Nor did I say that it did. I said that it might be triggering a problem with serotonin
And while Kratom doesn't usually cause serotonin syndrome on its own, it can be a strong contributory factor.
Along with it's action on opioid receptors, it acts on the release of serotonin and norepinephraine at lower doses, and produces opioid and benzodiazepine-like sedative effects like pain relief, relaxation, and a mild euphoria, which is one of the reasons that it's being looked at more closely for the relief of depression and anxiety.
Kratom inhibits a broad spectrum of the CYP450 hepatic isozyme system, inhibiting CYP2C9, CYP2D6, and the most prevalent and utilized pathway, CYP3A, with the most potent pathway being the CYP2D6, which is the least-traveled in benzo metabolizing.
Because of kratom’s affinity for serotonin and norepinephrine receptors, it stands to reason that it’s a solid player in serotonin syndrome, particularly when coupled with other drugs that affect serotonin.
Again @Alex113 , I think your sister is on a difficult-to-manage cocktail of drugs, some of them fighting with each other, others potentiating each other, and all-in-all, making for potential problems down the road. And I still believe that what she's experiencing now seems a lot like tolerance withdrawal from the lorazepam, which will most likely only get more severe.
The effect of kratom alkaloids on serotonin is de minimis. I have not seen any research which really shows it to significantly release or inhibitor the reuptake of serotonin, and the only interaction with the serotonin system by mitragynine appears to be as a 5-HT2A antagonist, an action which, as I mentioned before, is actually somewhat protective against serotonin syndrome.

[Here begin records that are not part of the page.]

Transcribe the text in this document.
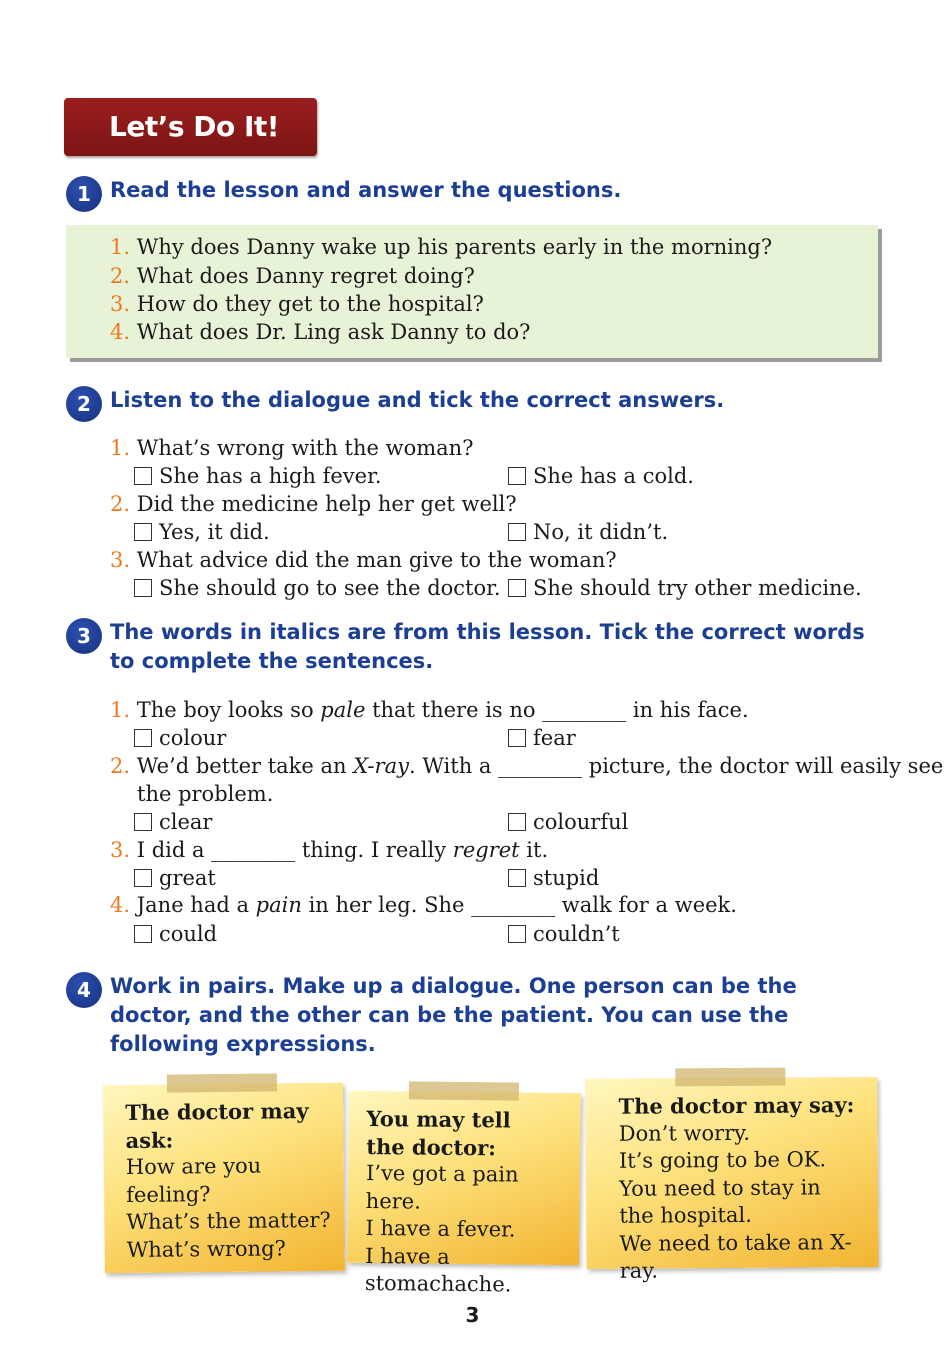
Let’s Do It!
1 Read the lesson and answer the questions.
1. Why does Danny wake up his parents early in the morning?
2. What does Danny regret doing?
3. How do they get to the hospital?
4. What does Dr. Ling ask Danny to do?
2 Listen to the dialogue and tick the correct answers.
1. What’s wrong with the woman?
She has a high fever.	She has a cold.
2. Did the medicine help her get well?
Yes, it did.	No, it didn’t.
3. What advice did the man give to the woman?
She should go to see the doctor. She should try other medicine.
3 The words in italics are from this lesson. Tick the correct words to complete the sentences.
1. The boy looks so pale that there is no ________ in his face.
colour	fear
2. We’d better take an X-ray. With a ________ picture, the doctor will easily see
the problem.
clear	colourful
3. I did a ________ thing. I really regret it.
great	stupid
4. Jane had a pain in her leg. She ________ walk for a week.
could	couldn’t
4 Work in pairs. Make up a dialogue. One person can be the doctor, and the other can be the patient. You can use the following expressions.
The doctor may ask:
How are you feeling?
What’s the matter?
What’s wrong?
You may tell the doctor:
I’ve got a pain here.
I have a fever.
I have a stomachache.
The doctor may say:
Don’t worry.
It’s going to be OK.
You need to stay in the hospital.
We need to take an X-ray.
3
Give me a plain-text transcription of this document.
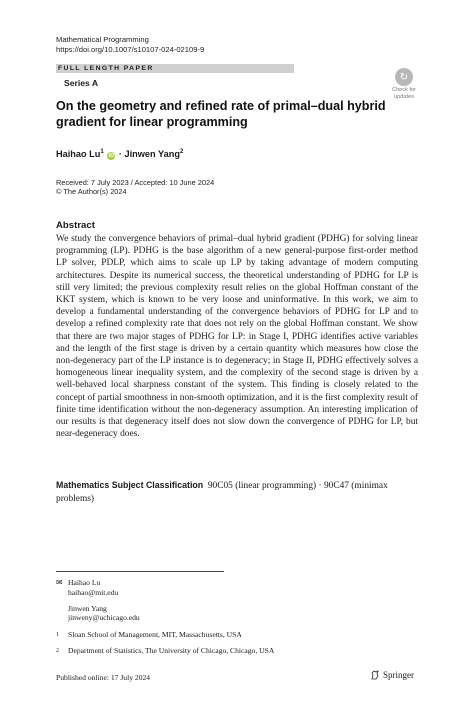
Mathematical Programming
https://doi.org/10.1007/s10107-024-02109-9
FULL LENGTH PAPER
Series A
↻
Check for updates
On the geometry and refined rate of primal–dual hybrid gradient for linear programming
Haihao Lu$^1$ iD · Jinwen Yang$^2$
Received: 7 July 2023 / Accepted: 10 June 2024
© The Author(s) 2024
Abstract
We study the convergence behaviors of primal–dual hybrid gradient (PDHG) for solving linear programming (LP). PDHG is the base algorithm of a new general-purpose first-order method LP solver, PDLP, which aims to scale up LP by taking advantage of modern computing architectures. Despite its numerical success, the theoretical understanding of PDHG for LP is still very limited; the previous complexity result relies on the global Hoffman constant of the KKT system, which is known to be very loose and uninformative. In this work, we aim to develop a fundamental understanding of the convergence behaviors of PDHG for LP and to develop a refined complexity rate that does not rely on the global Hoffman constant. We show that there are two major stages of PDHG for LP: in Stage I, PDHG identifies active variables and the length of the first stage is driven by a certain quantity which measures how close the non-degeneracy part of the LP instance is to degeneracy; in Stage II, PDHG effectively solves a homogeneous linear inequality system, and the complexity of the second stage is driven by a well-behaved local sharpness constant of the system. This finding is closely related to the concept of partial smoothness in non-smooth optimization, and it is the first complexity result of finite time identification without the non-degeneracy assumption. An interesting implication of our results is that degeneracy itself does not slow down the convergence of PDHG for LP, but near-degeneracy does.
Mathematics Subject Classification 90C05 (linear programming) · 90C47 (minimax problems)
✉ Haihao Lu
haihao@mit.edu
Jinwen Yang
jinweny@uchicago.edu
$^1$ Sloan School of Management, MIT, Massachusetts, USA
$^2$ Department of Statistics, The University of Chicago, Chicago, USA
Published online: 17 July 2024	Springer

I think a lot of the confusion on this point is due to this one paper which described kratom's antinociceptive properties as involving "both descending noradrenergic and serotonergic systems" (
https://www.sciencedirect.com/science/article/abs/pii/S0014299996007145). However, this was suggested on the basis of behavior changes in kratom-dosed mice after subsequently being treated with cyproheptadine, reserpine, idazoxan, etc., all drugs either selective for norepinephrine or with effects so broad that they are almost meaningless. If anything, these results to me suggest an effect on norepinephrine, but in no way necessarily on serotonin without other evidence. It's actually a good paper, and perhaps is a good guidepost to future directions in kratom research, but the mere mention of serotonin had people suddenly declaring it was definitively involved. Almost every article or paper I've seen repeating that ends up pointing back to this one paper.
Perhaps people are also eager to swallow the serotonin myth because of kratom's unusual effects. It is clearly different from other opioids, being particularly benign or wholesome in comparison, and it is not entirely clear why. I think some of this probably has to do with norepinephrine, but I think a lot of these differences are due to the lack of beta-arrestin recruitment, which has been shown to modify opioid effects to a great degree in other drugs.

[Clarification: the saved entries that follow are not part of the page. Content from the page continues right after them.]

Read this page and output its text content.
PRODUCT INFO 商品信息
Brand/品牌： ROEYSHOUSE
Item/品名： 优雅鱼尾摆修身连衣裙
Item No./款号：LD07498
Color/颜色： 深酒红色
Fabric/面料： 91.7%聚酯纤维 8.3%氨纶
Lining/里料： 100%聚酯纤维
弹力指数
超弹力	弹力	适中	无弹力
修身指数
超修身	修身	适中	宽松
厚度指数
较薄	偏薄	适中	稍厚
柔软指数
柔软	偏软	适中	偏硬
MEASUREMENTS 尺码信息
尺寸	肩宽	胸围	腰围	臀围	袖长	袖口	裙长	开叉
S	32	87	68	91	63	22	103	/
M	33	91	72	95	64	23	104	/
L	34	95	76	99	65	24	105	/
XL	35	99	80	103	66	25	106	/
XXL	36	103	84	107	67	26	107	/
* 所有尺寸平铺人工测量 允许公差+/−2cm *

All of that, and of course, the aforementioned possibility that kratom can contribute to serotonin syndrome in that it effects drug metabolism, but again, this does not seem to be a factor in this case. I have not seen a single case of serotonin syndrome in the literature which could not be attributed to this specific interaction or where serotonin syndrome seemed a likely outcome regardless of kratom usage.
For this case, maybe there is an additive effect between kratom and mirtazapine in their matching 5-HT2A antagonism, or adrenergic effects, but neither of these are much related to serotonin syndrome.
I think we could probably rule out serotonin syndrome entirely on the basis of symptoms, at this point. If
@Alex113's sister does not have some significant configuration of fever, pupil dilation, sweating, overactive reflexes, nausea/diarrhea, etc., then there is no need to discuss further, I think.